Nous ne vous cachons pas que la partie la plus difficile de la recette est de trouver une trentaine de salamandres pour un repas de 6 convives. Car il faut bien vous avertir que c’est une espèce protégée au niveau européen. Donc, il n’y en aura pas sur votre marché ni chez votre marchand d’amphibiens.
Mais si vous êtes prêts à risquer une forte amende, nous vous conseillons les forêts humides, les cimetières où les salamandres se plaisent beaucoup, ou le bitume chaud et mouillé des routes après l’orage.
L’animal se déplaçant lentement, vous n’aurez aucun mal à vous en saisir, mais attention ! il peut vous laisser une patte ou sa queue dans les doigts sans problème, car la salamandre comme le lézard, a la particularité de régénérer les partie perdues de son corps. (Astuce : congelez la partie amputée et attendez que la queue repousse, vous gagnerez un peu de viande).
Ne stressez pas la salamandre en l’attrapant ; celle-ci pourrait projeter une sécrétion empoisonnée vers votre visage, depuis ses glandes parotoïdes situées derrières ses yeux.
A part cette petite précaution, il n’y a pas de danger à chasser la salamandre.
Recette pour 6 personnes.
Préparation des salamandres. Les jeter dans l’eau bouillante pour les tuer.
Les bêtes mortes seront ensuite débarrassées de leur peau que vous réserverez de préférence entière. On ne mange pas la peau des salamandres : elle sécrète en effet un mucus empoisonné par une neurotoxine qui peut provoquer la contraction involontaire des muscles de la mâchoire de vos invités en cas d’ingestion (dans le meilleur des cas).
Néanmoins, cette peau étant très jolie, noire et jaune, elle servira de décoration autour du plat.
A l’aide d’un scalpel, dégager soigneusement les glandes parotoïdes qui se trouvent derrière la tête. Les jeter. Vous pouvez maintenant ôtez vos lunettes de piscine et votre combinaison de peintre.
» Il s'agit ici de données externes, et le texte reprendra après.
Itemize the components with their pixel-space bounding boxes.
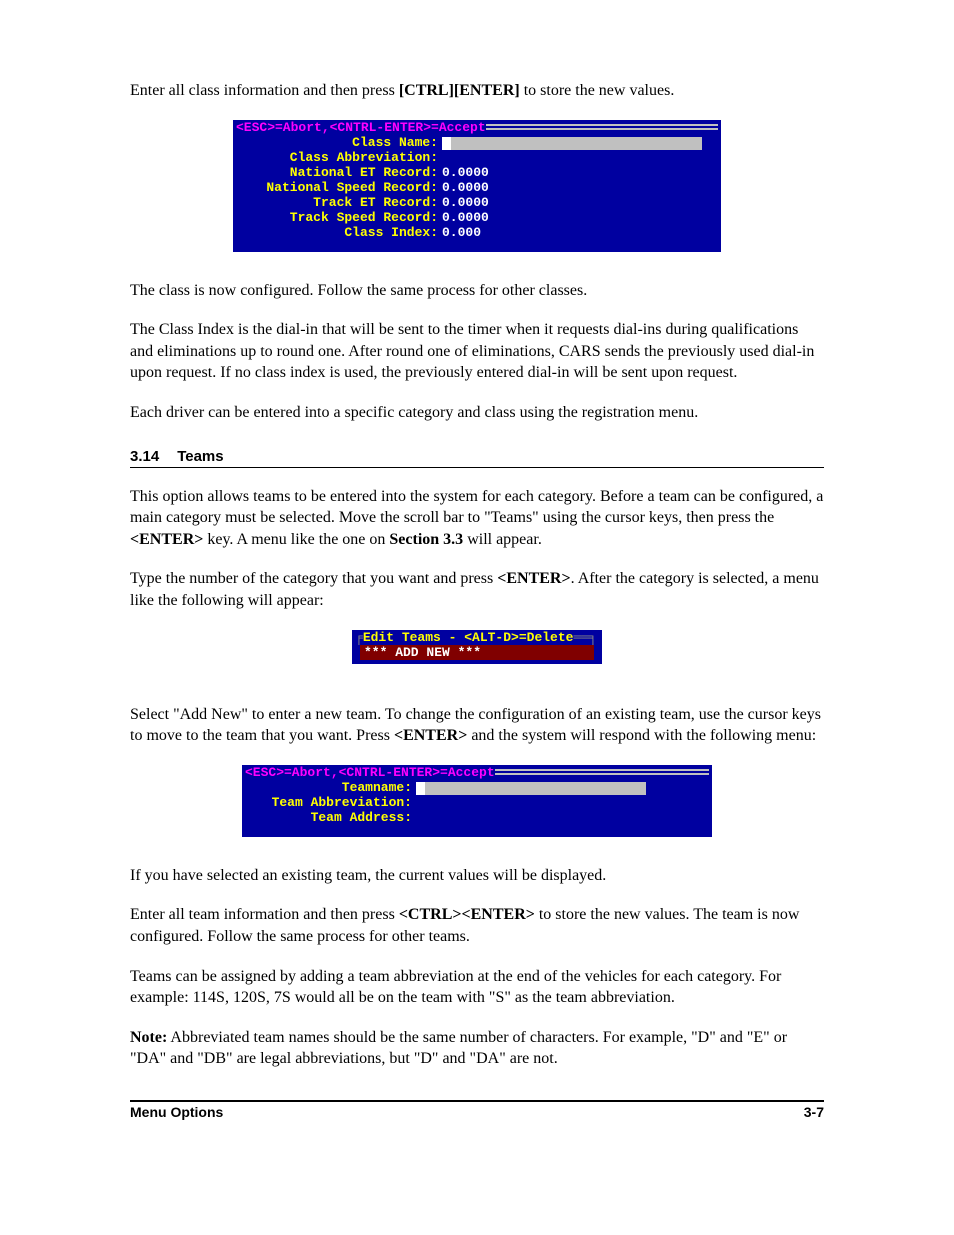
title-text: <ESC>=Abort,<CNTRL-ENTER>=Accept	[245, 765, 495, 780]
section-heading: 3.14 Teams	[130, 448, 824, 468]
footer-right: 3-7	[804, 1104, 824, 1120]
form-row: National ET Record:0.0000	[233, 165, 721, 180]
form-value: 0.000	[442, 225, 481, 240]
text: Type the number of the category that you…	[130, 570, 497, 587]
form-row: Team Abbreviation:	[242, 795, 712, 810]
text: and the system will respond with the fol…	[467, 727, 816, 744]
text: to store the new values.	[520, 82, 675, 99]
form-label: Teamname:	[252, 780, 416, 795]
paragraph-note: Note: Abbreviated team names should be t…	[130, 1027, 824, 1070]
form-value: 0.0000	[442, 165, 489, 180]
text: This option allows teams to be entered i…	[130, 488, 823, 527]
form-row: Class Name:	[233, 135, 721, 150]
class-form-screenshot: <ESC>=Abort,<CNTRL-ENTER>=Accept Class N…	[233, 120, 721, 252]
paragraph: Each driver can be entered into a specif…	[130, 402, 824, 424]
paragraph: Teams can be assigned by adding a team a…	[130, 966, 824, 1009]
paragraph: Type the number of the category that you…	[130, 568, 824, 611]
cursor-icon	[442, 137, 451, 150]
key-combo: <ENTER>	[497, 570, 570, 587]
form-label: Track Speed Record:	[243, 210, 442, 225]
section-ref: Section 3.3	[389, 531, 463, 548]
title-text: <ESC>=Abort,<CNTRL-ENTER>=Accept	[236, 120, 486, 135]
title-line-icon	[495, 769, 709, 775]
key-combo: [CTRL][ENTER]	[399, 82, 520, 99]
section-title: Teams	[177, 448, 223, 465]
paragraph: If you have selected an existing team, t…	[130, 865, 824, 887]
form-label: Track ET Record:	[243, 195, 442, 210]
form-label: National Speed Record:	[243, 180, 442, 195]
form-row: Track ET Record:0.0000	[233, 195, 721, 210]
key-combo: <ENTER>	[394, 727, 467, 744]
form-label: Class Index:	[243, 225, 442, 240]
note-label: Note:	[130, 1029, 167, 1046]
title-text: Edit Teams - <ALT-D>=Delete	[363, 630, 574, 645]
key-combo: <CTRL><ENTER>	[399, 906, 535, 923]
form-label: Class Abbreviation:	[243, 150, 442, 165]
text-input[interactable]	[416, 782, 646, 795]
form-row: Track Speed Record:0.0000	[233, 210, 721, 225]
key-combo: <ENTER>	[130, 531, 203, 548]
title-bar: ╒ Edit Teams - <ALT-D>=Delete══╕	[352, 630, 602, 645]
edit-teams-screenshot: ╒ Edit Teams - <ALT-D>=Delete══╕ *** ADD…	[352, 630, 602, 664]
text: key. A menu like the one on	[203, 531, 389, 548]
paragraph: The class is now configured. Follow the …	[130, 280, 824, 302]
text: Enter all team information and then pres…	[130, 906, 399, 923]
form-value: 0.0000	[442, 180, 489, 195]
text-input[interactable]	[442, 137, 702, 150]
text: Abbreviated team names should be the sam…	[130, 1029, 787, 1068]
add-new-row[interactable]: *** ADD NEW ***	[360, 645, 594, 660]
text: will appear.	[463, 531, 542, 548]
form-label: Class Name:	[243, 135, 442, 150]
form-value: 0.0000	[442, 210, 489, 225]
paragraph: The Class Index is the dial-in that will…	[130, 319, 824, 384]
form-row: Class Abbreviation:	[233, 150, 721, 165]
cursor-icon	[416, 782, 425, 795]
form-label: National ET Record:	[243, 165, 442, 180]
title-bar: <ESC>=Abort,<CNTRL-ENTER>=Accept	[242, 765, 712, 780]
footer-left: Menu Options	[130, 1104, 223, 1120]
form-value: 0.0000	[442, 195, 489, 210]
paragraph-intro: Enter all class information and then pre…	[130, 80, 824, 102]
team-form-screenshot: <ESC>=Abort,<CNTRL-ENTER>=Accept Teamnam…	[242, 765, 712, 837]
paragraph: Select "Add New" to enter a new team. To…	[130, 704, 824, 747]
form-label: Team Address:	[252, 810, 416, 825]
paragraph: This option allows teams to be entered i…	[130, 486, 824, 551]
form-row: Team Address:	[242, 810, 712, 825]
section-number: 3.14	[130, 448, 159, 465]
form-row: Teamname:	[242, 780, 712, 795]
page-footer: Menu Options 3-7	[130, 1100, 824, 1120]
form-label: Team Abbreviation:	[252, 795, 416, 810]
title-bar: <ESC>=Abort,<CNTRL-ENTER>=Accept	[233, 120, 721, 135]
form-row: National Speed Record:0.0000	[233, 180, 721, 195]
form-row: Class Index:0.000	[233, 225, 721, 240]
text: Enter all class information and then pre…	[130, 82, 399, 99]
paragraph: Enter all team information and then pres…	[130, 904, 824, 947]
title-line-icon	[486, 124, 718, 130]
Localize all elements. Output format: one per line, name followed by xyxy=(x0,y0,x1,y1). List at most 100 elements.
Mettez dans une casserole 150 gr de beurre doux. Faites-le fondre et ajouter 3 cuillères à soupe de farine, délayez avec une cuillère de bois ; mouillez avec 2 verres d’eau chaude , salez et poivrez et continuer de remuer. Assaisonnez avec une branche de laurier, du poivre blanc et un peu d’écorces de citron . Cette sauce est prête à accueillir les salamandres entières. Couvrez la casserole avec un rond de papier blanc beurré maintenu par un couvercle ; laissez mijoter 40 minutes en surveillant la cuisson.
Ajoutez une douzaine de champignons de Paris de Bourré , 2 grosses pommes coupées en lamelles , une douzaine d’oignons grelots , 6 anchois , et laisser cuire 20 minutes.
Les salamandres doivent obtenir une coloration dorée. Retirer l’écume verte qui se sera formée. Celle-ci peut résulter d’un résidu de glandes non retirée. On ajoutera un 1/2 verre de cognac qu’on enflammera pour servir d’antidote.
Dressez les salamandres sur un plat chaud. Faites réduire un peu la sauce si elle est trop claire et liez-là avec un jaune d’oeuf de canard (ou plutôt de canne, plus facile à trouver).
Versez cette sauce sur les salamandres et servez le tout sans attendre accompagné de riz blanc, comme pour une blanquette.
Voilà une recette facile pour un dîner agréable entre amis. Le meilleur vin pour accompagner ce met de roi sera un Cour-Cheverny de Benoît Daridan. Sur notre site, vous trouverez aussi une bonne bière de la vallée du Cher qui se nomme “La Salamandre” , mais qui n’est pas nocive du tout…
Note : au 16 ème siècle, cette recette portait le nom de “falamandres fafon anchoi-pommier” . C’est pour cela que nous avons tenu à y intégrer les anchois et les pommes.